PeaceReporter, 10 marzo 2004

Con questo cinico eufemismo i soldati Usa si riferiscono al centro di detenzione allestito dalle forze americane nella base dell’aeroporto internazionale di Kandahar, nell’Afghanistan occidentale, famosa per i pestaggi inflitti ai detenuti e per la brutalità dei militari. È lo spauracchio, o meglio il terrore, di ogni prigioniero afgano: “Se non fai il bravo ti portiamo a Camp Slappy”, dicono di essersi sentiti dire molti ex detenuti. Dai loro racconti, raccolti nell'ultimo rapporto di Human Rights Watch, emerge che qui la violenza è la regola, fin da prima di mettere piede nella base.

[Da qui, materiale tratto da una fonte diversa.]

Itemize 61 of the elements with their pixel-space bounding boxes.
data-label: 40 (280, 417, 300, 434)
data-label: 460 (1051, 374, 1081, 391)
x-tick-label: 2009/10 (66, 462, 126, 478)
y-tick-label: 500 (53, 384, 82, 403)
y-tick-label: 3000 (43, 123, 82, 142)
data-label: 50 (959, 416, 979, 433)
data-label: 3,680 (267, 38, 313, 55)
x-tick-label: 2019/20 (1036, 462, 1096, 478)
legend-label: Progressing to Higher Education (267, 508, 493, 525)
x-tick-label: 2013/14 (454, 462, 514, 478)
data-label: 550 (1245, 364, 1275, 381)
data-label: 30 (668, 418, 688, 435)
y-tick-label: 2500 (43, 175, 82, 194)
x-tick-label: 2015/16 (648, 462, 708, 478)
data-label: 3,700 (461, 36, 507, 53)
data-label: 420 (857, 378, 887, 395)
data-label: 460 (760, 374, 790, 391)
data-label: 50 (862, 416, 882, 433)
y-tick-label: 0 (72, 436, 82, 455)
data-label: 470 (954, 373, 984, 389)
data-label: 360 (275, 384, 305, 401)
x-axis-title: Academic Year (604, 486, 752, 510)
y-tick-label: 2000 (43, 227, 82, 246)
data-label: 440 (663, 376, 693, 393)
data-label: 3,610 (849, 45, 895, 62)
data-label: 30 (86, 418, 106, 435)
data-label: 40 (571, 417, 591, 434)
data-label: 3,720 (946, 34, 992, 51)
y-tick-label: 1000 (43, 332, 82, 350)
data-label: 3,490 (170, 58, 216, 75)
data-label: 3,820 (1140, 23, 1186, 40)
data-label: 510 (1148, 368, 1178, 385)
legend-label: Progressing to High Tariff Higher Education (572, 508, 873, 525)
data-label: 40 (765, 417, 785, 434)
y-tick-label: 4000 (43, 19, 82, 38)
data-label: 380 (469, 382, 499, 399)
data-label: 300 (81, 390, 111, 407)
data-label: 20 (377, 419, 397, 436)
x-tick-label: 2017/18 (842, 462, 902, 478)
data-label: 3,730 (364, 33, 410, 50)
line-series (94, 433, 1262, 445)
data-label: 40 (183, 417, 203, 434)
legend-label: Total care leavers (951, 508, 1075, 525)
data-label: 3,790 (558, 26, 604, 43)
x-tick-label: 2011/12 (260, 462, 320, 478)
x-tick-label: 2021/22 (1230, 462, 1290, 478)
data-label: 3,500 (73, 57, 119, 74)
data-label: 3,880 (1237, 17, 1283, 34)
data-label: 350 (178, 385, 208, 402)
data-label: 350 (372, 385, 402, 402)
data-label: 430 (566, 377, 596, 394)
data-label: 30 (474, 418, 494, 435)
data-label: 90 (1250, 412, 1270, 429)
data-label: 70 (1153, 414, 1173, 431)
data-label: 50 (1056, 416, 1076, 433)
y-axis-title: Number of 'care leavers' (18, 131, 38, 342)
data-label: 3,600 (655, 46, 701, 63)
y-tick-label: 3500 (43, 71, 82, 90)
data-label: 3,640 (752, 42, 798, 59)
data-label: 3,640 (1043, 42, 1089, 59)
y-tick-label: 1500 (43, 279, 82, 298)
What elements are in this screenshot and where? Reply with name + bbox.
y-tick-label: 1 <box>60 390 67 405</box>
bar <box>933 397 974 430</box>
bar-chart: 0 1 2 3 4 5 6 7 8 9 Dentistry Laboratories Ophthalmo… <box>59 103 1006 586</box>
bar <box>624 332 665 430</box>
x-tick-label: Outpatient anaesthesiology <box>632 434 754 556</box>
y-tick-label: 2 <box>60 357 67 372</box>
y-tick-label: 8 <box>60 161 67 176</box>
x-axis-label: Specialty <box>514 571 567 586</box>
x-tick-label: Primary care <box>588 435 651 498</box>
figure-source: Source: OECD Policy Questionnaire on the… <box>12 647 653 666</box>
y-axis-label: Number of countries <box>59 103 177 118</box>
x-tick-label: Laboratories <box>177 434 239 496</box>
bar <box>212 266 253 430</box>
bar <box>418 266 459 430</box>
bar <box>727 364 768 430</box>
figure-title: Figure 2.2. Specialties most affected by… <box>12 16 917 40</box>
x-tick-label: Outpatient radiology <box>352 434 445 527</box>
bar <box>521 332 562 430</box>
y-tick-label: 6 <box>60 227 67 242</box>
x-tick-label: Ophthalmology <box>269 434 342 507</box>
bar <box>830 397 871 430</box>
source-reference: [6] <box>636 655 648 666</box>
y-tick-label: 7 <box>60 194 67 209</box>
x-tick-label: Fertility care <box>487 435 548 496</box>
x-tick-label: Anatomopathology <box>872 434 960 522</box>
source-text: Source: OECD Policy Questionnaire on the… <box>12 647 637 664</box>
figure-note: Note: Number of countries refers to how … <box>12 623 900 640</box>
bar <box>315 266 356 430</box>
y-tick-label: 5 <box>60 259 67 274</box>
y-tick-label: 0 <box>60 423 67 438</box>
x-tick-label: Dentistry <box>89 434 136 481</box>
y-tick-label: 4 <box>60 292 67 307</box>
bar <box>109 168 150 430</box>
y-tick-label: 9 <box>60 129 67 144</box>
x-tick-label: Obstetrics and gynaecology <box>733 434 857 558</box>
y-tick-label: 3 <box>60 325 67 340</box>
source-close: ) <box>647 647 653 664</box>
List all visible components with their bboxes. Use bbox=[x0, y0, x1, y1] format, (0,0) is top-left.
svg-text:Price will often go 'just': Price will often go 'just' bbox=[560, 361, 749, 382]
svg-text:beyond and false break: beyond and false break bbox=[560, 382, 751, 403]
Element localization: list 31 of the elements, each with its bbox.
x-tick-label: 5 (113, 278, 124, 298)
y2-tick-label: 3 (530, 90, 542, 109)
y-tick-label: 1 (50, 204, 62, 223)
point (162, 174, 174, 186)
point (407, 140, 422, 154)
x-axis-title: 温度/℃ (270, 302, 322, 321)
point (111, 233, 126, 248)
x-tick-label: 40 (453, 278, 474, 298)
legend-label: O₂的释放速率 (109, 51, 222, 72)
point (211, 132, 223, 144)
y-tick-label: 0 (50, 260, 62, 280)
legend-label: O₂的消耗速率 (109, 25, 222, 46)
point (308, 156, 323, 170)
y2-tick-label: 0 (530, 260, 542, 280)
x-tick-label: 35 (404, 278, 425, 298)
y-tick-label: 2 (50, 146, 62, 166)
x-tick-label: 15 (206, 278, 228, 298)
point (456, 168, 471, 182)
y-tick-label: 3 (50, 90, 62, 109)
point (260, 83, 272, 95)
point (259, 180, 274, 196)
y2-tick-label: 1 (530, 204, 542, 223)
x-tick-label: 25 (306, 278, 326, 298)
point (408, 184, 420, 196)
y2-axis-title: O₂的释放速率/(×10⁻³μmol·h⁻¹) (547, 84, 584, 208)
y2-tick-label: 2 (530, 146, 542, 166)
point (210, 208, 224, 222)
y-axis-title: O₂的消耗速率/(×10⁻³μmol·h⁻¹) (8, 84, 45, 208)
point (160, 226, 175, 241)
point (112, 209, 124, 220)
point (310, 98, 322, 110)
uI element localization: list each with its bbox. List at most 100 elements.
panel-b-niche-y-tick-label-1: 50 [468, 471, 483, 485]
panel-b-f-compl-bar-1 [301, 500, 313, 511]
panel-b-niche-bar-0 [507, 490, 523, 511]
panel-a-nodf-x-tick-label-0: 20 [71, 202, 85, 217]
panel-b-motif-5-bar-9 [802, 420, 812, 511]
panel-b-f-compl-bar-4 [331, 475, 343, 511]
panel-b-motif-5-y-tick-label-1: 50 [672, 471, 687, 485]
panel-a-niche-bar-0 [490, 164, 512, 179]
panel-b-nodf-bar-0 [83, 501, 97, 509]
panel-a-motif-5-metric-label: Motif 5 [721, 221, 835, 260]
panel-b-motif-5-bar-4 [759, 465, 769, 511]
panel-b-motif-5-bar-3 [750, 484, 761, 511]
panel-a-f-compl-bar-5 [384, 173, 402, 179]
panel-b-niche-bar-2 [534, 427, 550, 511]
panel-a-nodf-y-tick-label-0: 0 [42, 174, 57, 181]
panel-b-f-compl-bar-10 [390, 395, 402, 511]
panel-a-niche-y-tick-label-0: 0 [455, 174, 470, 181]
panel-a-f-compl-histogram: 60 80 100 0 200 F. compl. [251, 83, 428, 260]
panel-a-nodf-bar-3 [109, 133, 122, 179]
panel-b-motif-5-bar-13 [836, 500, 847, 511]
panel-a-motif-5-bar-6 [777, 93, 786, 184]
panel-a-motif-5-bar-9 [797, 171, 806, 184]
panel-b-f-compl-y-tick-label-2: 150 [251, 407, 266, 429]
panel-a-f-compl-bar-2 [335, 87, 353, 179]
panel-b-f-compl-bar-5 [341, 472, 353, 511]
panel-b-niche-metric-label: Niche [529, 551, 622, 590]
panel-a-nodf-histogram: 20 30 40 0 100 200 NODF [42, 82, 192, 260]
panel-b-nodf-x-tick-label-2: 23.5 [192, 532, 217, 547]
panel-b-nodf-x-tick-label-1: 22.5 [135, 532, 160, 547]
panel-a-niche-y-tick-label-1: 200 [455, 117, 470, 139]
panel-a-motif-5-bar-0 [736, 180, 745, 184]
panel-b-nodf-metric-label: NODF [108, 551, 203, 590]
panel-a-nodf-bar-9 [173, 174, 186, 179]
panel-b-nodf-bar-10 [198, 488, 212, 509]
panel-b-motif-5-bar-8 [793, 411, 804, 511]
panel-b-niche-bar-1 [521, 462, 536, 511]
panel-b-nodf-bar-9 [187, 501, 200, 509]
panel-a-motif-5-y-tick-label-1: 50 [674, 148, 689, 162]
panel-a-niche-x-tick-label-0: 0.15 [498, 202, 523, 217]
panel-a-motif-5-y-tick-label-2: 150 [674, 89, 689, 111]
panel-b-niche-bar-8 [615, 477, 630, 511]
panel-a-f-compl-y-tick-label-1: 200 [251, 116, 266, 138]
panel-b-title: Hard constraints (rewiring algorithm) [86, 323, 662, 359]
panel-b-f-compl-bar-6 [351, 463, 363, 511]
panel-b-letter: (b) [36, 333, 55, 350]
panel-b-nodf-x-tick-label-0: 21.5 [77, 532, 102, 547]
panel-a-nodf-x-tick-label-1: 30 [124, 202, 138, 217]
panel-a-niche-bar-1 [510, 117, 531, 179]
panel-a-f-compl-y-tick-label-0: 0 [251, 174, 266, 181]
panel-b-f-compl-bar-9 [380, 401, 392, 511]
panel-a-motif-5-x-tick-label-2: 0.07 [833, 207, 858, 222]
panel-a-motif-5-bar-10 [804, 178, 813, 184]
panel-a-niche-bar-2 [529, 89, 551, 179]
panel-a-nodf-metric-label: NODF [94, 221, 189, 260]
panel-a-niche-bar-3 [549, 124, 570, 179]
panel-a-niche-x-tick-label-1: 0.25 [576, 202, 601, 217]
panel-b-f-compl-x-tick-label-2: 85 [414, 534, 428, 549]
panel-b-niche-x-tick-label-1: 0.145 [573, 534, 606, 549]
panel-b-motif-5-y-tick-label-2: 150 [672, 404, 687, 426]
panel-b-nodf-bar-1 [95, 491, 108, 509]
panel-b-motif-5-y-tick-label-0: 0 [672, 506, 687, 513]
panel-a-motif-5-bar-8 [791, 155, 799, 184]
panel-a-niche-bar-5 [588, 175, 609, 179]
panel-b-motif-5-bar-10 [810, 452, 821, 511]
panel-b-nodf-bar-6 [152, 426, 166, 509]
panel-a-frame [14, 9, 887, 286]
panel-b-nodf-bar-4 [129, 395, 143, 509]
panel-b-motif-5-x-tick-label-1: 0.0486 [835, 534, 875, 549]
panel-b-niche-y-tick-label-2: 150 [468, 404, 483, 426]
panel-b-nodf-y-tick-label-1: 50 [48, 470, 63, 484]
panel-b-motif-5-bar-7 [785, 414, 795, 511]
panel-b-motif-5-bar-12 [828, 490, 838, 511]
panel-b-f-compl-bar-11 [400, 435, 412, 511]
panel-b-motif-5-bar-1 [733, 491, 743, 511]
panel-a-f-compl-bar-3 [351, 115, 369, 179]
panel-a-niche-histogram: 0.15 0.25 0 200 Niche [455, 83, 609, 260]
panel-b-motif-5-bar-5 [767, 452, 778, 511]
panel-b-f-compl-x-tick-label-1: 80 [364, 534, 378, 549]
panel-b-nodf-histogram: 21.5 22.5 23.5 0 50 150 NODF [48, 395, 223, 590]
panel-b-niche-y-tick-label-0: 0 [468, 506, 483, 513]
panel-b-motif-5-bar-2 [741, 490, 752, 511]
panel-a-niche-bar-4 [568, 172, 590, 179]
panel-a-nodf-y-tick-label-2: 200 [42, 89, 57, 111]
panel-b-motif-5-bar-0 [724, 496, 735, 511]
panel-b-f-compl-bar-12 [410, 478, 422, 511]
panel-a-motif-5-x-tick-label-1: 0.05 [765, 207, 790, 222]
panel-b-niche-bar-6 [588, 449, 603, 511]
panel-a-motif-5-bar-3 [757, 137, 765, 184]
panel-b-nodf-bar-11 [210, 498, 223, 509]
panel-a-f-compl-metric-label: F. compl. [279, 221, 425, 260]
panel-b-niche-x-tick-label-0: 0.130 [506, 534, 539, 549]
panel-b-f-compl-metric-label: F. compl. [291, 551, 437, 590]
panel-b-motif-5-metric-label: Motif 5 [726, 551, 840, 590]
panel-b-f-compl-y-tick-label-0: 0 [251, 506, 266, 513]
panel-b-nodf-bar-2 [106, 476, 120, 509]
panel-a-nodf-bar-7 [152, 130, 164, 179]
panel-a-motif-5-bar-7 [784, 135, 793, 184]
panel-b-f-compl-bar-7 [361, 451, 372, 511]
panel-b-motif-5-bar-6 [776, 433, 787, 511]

M.S.N. è un pachistano che combatteva con i talebani. È stato arrestato nella primavera del 2002 e trasportato in aereo nel campo di prigionia americano allestito nella base militare Usa di Kandahar, nell’Afghanistan occidentale. “Dopo la cattura ci hanno caricati tutti su un grosso aereo militare da trasporto. Ci hanno messo delle catene ai piedi e ci hanno bendati e incappucciati. Ci hanno fatto sedere per terra, con le gambe distese e le mani legate dietro la schiena con delle stringhe di plastica. Una posizione molto scomoda e instabile. Chi si muoveva o cadeva su un lato, scosso dai sussulti dell’aereo, veniva picchiato senza pietà dei soldati che ci sorvegliavano: forti calci sulla schiena e sui reni dati con i pesanti scarponi militari. Ognuno, nessuno escluso, ha avuto la sua razione”.

“Una volta arrivati a Kandahar – ha raccontato M.S.N. – ci hanno portati in un edificio, sempre bendati e con le catene ai piedi. Ci hanno scaraventati giù da una rampa di scale. Poi ci hanno portato in una stanza seminterrata e ci hanno sbattuto per terra. Non ci dovevamo muovere: chi lo faceva veniva picchiato. Poi siamo stati portati nelle celle. Un traduttore ci ha detto che non avevamo il diritto di parlare tra di noi e di notte non dovevamo addormentarci, altrimenti saremmo stati puniti. Chi trasgrediva veniva preso a calci e pugni. Un mio compagno di cella sorpreso a dormire, dopo essere stato selvaggiamente picchiato è stato portato fuori dai soldati e costretto a stendersi sul terreno gelato per tutta la notte.

A.Z., un altro pachistano catturato insieme a M.S.N., ha confermato il suo racconto, aggiungendo dei particolari riguardo a un interrogatorio. “Mi hanno legato le mani dietro la schiena e mi hanno fatto stendere su un tavolo a pancia sotto. Due soldati mi immobilizzavano, tenendomi uno per il collo e uno per i piedi. Mi schiacciavano con tutta la loro forza contro il tavolo. Altri due militari a quel punto hanno cominciato a picchiarmi sulla schiena, sulle braccia e sulle gambe con pugni e gomitate. Sono andati avanti per cinque o sei minuti. Poi mi hanno fatto alzare, ordinandomi di rimanere in piedi immobile, e hanno cominciato l’interrogatorio. Appena barcollavo, ancora calci e pugni.

Altri ex detenuti rilasciati dalla prigione della base di Kandahar, hanno confermato a Human Rights Watch di essere stati duramente e ripetutamente malmenati dai soldati americani. Alcuni hanno raccontato di essere stati picchiati fino a perdere la coscienza dopo essere stati presi a calci sulla testa. Molti hanno riportato fratture, soprattutto costole rotte, e hanno ancora i segni delle percosse.